Neu am Boliden sind Drummer Kai Hahto, der den Langzeitschlagwerker Jukka Nevalainen vertritt, mit Floor Jansen ist die Anette Olzon-Nachfolgerin nun auf dem ersten regulären Album zu hören und muss naturgemäß gegen massive Klangwände und wunderschöne Melodiebögen bestehen, dazu ist jetzt Flötist Troy Donockley fest in der Band. Optisch also ordentlich modifiziert, auf der Straße und im Ohr gibt es den erwartungsgemäßen Nightwish-Bombast und Epik in Perfektion, Floor Jansen passt mit ihrer Stimme, die zwischen Tarja Turunen und Anette Olzon einzupegeln ist (nicht zu opernhaft, aber nicht so rockig wie die Vorgängerin aus Schweden) einwandfrei zu den aktuellen Klangwelten, die mittlerweile deutlich bekannt vorkommen statt wie zu „Once“-Zeiten für offene Münder zu sorgen.

Nightwish haben ihren Stil perfektioniert und gefunden, also wird nur noch an kleinen Stellschrauben gedreht, statt große Kurskorrekturen vorzunehmen. Riffs und Orchesterelemente sowie Chorlinien kennt man seit dem Überalbum von 2004, aber solange das keine andere Band in der Intensität hinbekommt, ist das für die Anhänger wohl kein Problem.

„Shutter Before the Beautiful“ ist ein perfekter Einstieg, alle Trademarks sind enthalten und Floor brilliert im Refrain. „Weak Fantasy“ zeigt leicht traditionell-irische Elemente, ist nicht ganz so geradlinig wie der Vorgänger, überzeugt aber ebenso.

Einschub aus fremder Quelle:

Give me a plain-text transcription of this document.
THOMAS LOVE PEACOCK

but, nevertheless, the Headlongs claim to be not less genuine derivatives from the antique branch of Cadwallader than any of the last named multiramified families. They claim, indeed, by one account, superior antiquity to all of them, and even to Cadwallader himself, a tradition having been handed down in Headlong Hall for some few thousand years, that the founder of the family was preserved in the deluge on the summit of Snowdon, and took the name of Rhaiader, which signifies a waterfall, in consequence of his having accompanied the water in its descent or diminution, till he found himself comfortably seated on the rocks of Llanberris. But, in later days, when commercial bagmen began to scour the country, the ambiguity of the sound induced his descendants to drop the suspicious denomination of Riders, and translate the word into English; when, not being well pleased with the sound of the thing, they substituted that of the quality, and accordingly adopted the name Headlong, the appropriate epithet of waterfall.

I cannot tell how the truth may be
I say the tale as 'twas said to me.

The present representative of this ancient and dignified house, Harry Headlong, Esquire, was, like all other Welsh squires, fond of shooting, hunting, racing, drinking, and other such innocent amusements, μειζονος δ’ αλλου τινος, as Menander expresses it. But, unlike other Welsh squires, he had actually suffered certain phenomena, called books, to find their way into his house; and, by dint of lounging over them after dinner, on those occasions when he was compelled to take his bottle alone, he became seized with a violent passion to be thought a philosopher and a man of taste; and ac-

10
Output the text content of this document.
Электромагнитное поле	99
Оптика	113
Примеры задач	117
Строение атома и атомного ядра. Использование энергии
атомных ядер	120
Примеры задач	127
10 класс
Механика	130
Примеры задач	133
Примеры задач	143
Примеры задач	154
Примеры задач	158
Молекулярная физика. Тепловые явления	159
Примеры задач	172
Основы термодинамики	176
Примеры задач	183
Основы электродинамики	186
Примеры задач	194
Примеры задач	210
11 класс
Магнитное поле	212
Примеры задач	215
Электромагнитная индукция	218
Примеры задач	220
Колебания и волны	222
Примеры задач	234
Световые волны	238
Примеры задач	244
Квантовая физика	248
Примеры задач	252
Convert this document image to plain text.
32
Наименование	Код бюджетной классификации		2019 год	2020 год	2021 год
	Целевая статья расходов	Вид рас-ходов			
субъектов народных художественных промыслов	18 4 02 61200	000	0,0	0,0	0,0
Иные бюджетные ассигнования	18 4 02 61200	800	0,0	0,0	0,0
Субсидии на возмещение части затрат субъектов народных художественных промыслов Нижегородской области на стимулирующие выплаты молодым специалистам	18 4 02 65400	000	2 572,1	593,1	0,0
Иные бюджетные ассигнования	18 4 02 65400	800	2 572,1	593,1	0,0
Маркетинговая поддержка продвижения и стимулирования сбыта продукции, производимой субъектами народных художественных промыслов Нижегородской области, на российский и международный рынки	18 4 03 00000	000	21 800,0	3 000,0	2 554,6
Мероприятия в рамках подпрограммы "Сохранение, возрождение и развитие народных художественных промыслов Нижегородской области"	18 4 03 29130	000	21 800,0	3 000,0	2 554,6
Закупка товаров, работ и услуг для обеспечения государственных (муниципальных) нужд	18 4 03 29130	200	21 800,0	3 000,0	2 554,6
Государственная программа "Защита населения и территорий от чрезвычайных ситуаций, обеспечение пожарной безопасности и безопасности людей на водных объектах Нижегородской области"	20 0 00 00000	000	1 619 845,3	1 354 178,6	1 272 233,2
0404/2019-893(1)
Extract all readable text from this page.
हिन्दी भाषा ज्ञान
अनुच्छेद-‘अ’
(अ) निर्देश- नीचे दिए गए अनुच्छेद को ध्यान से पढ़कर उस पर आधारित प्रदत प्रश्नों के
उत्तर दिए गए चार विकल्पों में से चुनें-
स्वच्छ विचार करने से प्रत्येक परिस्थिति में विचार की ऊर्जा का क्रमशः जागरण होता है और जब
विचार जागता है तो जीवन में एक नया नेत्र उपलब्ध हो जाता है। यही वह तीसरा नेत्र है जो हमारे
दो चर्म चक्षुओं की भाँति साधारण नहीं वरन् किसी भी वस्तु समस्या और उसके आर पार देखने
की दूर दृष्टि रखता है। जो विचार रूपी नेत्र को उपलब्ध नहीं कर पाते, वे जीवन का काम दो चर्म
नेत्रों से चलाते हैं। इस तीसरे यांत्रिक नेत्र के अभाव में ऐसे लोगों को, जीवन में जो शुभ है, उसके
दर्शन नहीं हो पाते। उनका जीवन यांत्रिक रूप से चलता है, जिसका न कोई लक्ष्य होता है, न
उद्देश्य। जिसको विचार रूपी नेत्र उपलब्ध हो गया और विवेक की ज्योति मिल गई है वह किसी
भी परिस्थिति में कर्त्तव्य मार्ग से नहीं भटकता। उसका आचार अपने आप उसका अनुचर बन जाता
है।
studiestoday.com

„Elan“ riecht nach Santiano, hat für viel Kritik im Vorfeld gesorgt und Floor erinnert an Tarja light, dennoch ein Ohrwurm. „Yours Is An Empty Hope“ zeigt erneut die cineastischen Vorlieben und Fähigkeiten von Chef Tuomas Holopainen, dazu modernes Riffing und eine starke Floor. „Our Decades In The Sun“ fehlt auf längere Sicht der Biss, ein recht ruhiger, atmosphärischer Song, der gern hätte mehr krachen dürfen.

„My Walden“ lässt den guten Troy glänzen, der Refrain geht fies ins Ohr, beim Titeltrack gibt es dann wieder vermehrt hektisches Tempo und Wucht. Ruhiger beginnt dagegen „Edema Ruh“, die Keyboardpassage erinnert aber stark an „Oceanborn“, dennoch sind die Vocals und Solo sehr gefühlvoll und emotional, ähnlich verhält es sich bei „Alpenglow“

Sechs Minuten ruhige Cineastik gibt es mit „The Eyes Of Sharbat Gula“, bevor es 24 Minuten mit dem vielsagenden Titel „The Greatest Show On Earth“ nochmal das ganze Spektrum gibt. Nach 6 Minuten wird folkoristisch gerockt, das Orchester lässt nochmal die Notenblätter fliegen, zum Abschluss wird es dann nochmal mit Sprechern und Soundeffekten eher ruhig.

Insgesamt kann man dem Album attestieren, dass es einige Leerläufe hat, wenn es aber kracht, macht es richtig Spaß. „Endless Forms Most Beautiful“ gibt alles, was man von Nightwish erwartet, das bewährte Rezept lässt aber keinen großen Spielraum für Neuerungen. Nightwish und Porsche: Das neue Modell macht Spaß, fährt sich aber ähnlich wie die Vorgänger.